Azure
Bug Report - Enable DDoS Std policy does not work with managed VNets
Describe the bug Certain PaaS services - we tested Databricks and AKS - manage underlying network in a specific way. In my customer environment, we have the following policy enabled (comes as part of Contoso reference implementation):
- Policy name: Virtual networks should be protected by Azure DDoS Protection Standard
- Policy definition ID:
/providers/Microsoft.Authorization/policyDefinitions/94de2ad3-e0c1-4caf-ad78-5d47bbc83d3d
This is a 'Modify' policy, but it doesn't work for PaaS services mentioned above. Their VNets are then listed as non-compliant and there seems to be no way to fix it.
Steps to reproduce
- Deploy Azure Databricks service in your subscription, where this policy has been assigned (in the RI, it is assigned on
{prefix}-landingzonesMG). - Check the compliance in the Azure Policy - Compliance blade.
Screenshots
Thanks for raising awareness of this @pazdedav.
Do you get any error messages when trying to remediate the policy or enable DDoS on the VNET manually? (share any correlation IDs 👍)
Update
The same issue (with managed VNets) is valid for Deploy a flow log resource with target network security group policy as well, this time it is about the inability to modify Network Security Groups.
Thanks for raising awareness of this @pazdedav.
Do you get any error messages when trying to remediate the policy or enable DDoS on the VNET manually? (share any correlation IDs 👍)
I will try to reproduce the error while remediating the policy or updating the VNet config manually, @jtracey93 👍
Any updates @pazdedav?
We were able to test on a databricks VNET and it worked
I got write access to the environment, so I could reproduce the error and provide more input / info, @jtracey93 . I will update this issue with more details 👍.
Hello @jtracey93 I was able to reproduce the error (about a "deny assignment") when trying to remediate that non-compliant VNet:
It is important to note, we are testing a scenario with Databricks-provided VNet and not "Bring Your Own VNet", where I assume our customers have more control over the VNet and its settings.
I am getting the same result (error) when trying to change the configuration manually.
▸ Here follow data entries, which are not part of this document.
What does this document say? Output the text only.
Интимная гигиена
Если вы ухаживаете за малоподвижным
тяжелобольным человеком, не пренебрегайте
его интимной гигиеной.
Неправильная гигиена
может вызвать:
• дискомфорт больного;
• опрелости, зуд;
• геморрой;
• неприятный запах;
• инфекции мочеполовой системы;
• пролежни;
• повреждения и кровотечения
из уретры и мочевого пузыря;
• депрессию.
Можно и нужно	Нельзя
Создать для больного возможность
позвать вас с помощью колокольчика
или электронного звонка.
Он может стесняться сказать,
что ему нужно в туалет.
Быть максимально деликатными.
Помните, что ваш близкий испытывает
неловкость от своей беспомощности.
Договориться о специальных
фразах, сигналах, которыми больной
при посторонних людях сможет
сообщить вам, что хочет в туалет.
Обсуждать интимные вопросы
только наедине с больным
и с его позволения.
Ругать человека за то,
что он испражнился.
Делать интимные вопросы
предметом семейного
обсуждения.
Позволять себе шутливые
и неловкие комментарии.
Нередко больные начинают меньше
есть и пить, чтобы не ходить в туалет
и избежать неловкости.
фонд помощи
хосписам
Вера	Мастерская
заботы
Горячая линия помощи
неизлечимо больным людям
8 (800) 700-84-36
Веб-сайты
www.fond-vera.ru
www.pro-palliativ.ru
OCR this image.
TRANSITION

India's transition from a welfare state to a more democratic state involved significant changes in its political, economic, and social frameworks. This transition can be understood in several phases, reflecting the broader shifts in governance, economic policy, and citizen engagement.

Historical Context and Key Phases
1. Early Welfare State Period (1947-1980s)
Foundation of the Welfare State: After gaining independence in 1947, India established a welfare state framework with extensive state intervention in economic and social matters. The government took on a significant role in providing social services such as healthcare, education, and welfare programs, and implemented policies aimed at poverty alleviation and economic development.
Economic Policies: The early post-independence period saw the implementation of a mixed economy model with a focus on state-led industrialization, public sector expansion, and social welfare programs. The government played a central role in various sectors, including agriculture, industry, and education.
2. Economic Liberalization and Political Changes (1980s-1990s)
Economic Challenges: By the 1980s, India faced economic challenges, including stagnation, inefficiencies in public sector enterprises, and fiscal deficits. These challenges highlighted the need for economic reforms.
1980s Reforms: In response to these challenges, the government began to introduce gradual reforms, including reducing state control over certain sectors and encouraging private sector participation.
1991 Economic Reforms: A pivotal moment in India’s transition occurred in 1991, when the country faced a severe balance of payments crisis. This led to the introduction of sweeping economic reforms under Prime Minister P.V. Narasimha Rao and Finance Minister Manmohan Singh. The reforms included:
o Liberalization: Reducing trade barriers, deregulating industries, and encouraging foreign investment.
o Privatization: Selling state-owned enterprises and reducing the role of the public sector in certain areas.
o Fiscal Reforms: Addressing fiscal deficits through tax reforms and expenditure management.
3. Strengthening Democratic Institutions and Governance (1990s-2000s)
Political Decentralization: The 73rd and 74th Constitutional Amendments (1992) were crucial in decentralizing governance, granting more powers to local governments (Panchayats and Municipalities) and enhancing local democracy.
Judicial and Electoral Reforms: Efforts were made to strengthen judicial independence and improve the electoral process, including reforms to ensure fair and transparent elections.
Thanks @pazdedav, this actually looks like its because its a locked VNET rather than a policy issue. Have you raised or the customer raised a support ticket to ask if possible? Could be a good idea
Thanks for your input, Jack.
Yes, the VNet is locked, and I believe this is expected behavior. This VNet is managed by Azure Databricks service, so nobody should fiddle with it and apply a configuration that might affect its behavior. We could raise a support ticket, but I expect that CSS would say: "This VNet needs protection from configuration changes, it is required by the RP".
My point is that this ALZ policy does not work with 'managed VNets', so it will always be shown as incompliant. The question is what guidance should be provided for our customers:
- should they create Exemptions on case-by-case basis to avoid "reds" in the Compliance report?
- should the policy definition be modified to exclude VNets that are managed by services like Databricks, Synapse, etc.?
And even if we pick one or the other, how does this affect customers' ability to apply DDoS protection for those managed VNets?
No worries and thanks for yours to @pazdedav,
I think for now whilst we work on if this could be supported on managed VNETs with engineering we would advise to create an exemption for the resources or scopes, as required so the compliance report is reflected correctly.